Golden Rules of Prompt Engineering

⚡ Non-Negotiable Rules for Production Prompts
1
Be explicit about output format. Never assume the model will guess the format you want. State it: "Respond with ONLY a JSON object with keys x, y, z. No prose, no markdown fences." Format ambiguity is the #1 source of broken pipelines.
2
Include what NOT to do. Negative constraints are often more powerful than positive ones: "Do not include a disclaimer." "Do not repeat the question." "Do not use bullet points." Models default to safe, padded, repetitive outputs without explicit constraints.
3
Use few-shot before fine-tuning. Adding 3 high-quality examples is free, instant, and often matches the accuracy of a fine-tuned model for structured tasks.
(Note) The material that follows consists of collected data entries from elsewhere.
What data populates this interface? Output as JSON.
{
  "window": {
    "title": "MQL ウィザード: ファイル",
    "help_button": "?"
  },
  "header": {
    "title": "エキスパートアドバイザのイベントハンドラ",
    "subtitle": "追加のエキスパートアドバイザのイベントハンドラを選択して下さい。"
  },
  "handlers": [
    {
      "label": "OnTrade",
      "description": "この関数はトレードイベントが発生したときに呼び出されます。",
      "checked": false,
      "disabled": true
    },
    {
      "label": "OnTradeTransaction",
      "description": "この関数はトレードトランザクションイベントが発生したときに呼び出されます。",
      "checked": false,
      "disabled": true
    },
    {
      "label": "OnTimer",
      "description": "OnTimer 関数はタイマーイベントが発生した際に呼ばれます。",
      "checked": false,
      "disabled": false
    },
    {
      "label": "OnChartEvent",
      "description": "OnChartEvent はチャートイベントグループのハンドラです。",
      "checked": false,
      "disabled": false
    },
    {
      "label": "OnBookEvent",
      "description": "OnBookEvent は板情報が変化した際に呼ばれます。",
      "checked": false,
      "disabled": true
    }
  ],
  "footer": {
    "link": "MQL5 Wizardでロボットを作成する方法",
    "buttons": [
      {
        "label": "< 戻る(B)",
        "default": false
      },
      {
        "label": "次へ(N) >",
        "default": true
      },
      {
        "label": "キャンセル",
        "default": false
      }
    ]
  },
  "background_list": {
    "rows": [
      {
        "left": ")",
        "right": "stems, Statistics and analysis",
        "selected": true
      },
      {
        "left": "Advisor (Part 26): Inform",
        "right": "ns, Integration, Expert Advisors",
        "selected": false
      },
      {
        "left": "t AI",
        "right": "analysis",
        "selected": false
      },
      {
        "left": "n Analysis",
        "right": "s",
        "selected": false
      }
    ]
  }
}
Always exhaust prompt engineering before spending money on fine-tuning.
4
For reasoning tasks, always use CoT. Appending "Let's think step by step." is free and consistently improves accuracy on maths, logic, and multi-step tasks. It is the single highest-ROI prompt addition ever discovered.
5
Version-control your prompts. Treat prompts like code: use git, write tests, record accuracy metrics for each version. A prompt that works on GPT-4 may degrade silently on the next model version. Prompt regression testing is not optional in production.
6
Temperature controls creativity vs precision. Classification tasks → temperature=0.0 (deterministic). Creative writing → temperature=0.8–1.0. Self-Consistency CoT → temperature=0.7 (diversity needed). Defaulting to temperature=1.0 on a classifier is a silent bug.
7
Put the most important instruction at the end. Recency bias in transformer attention means instructions placed near the actual input are weighted more heavily than those buried at the top of a long system prompt. Repeat critical constraints at the end of the prompt, especially for long contexts.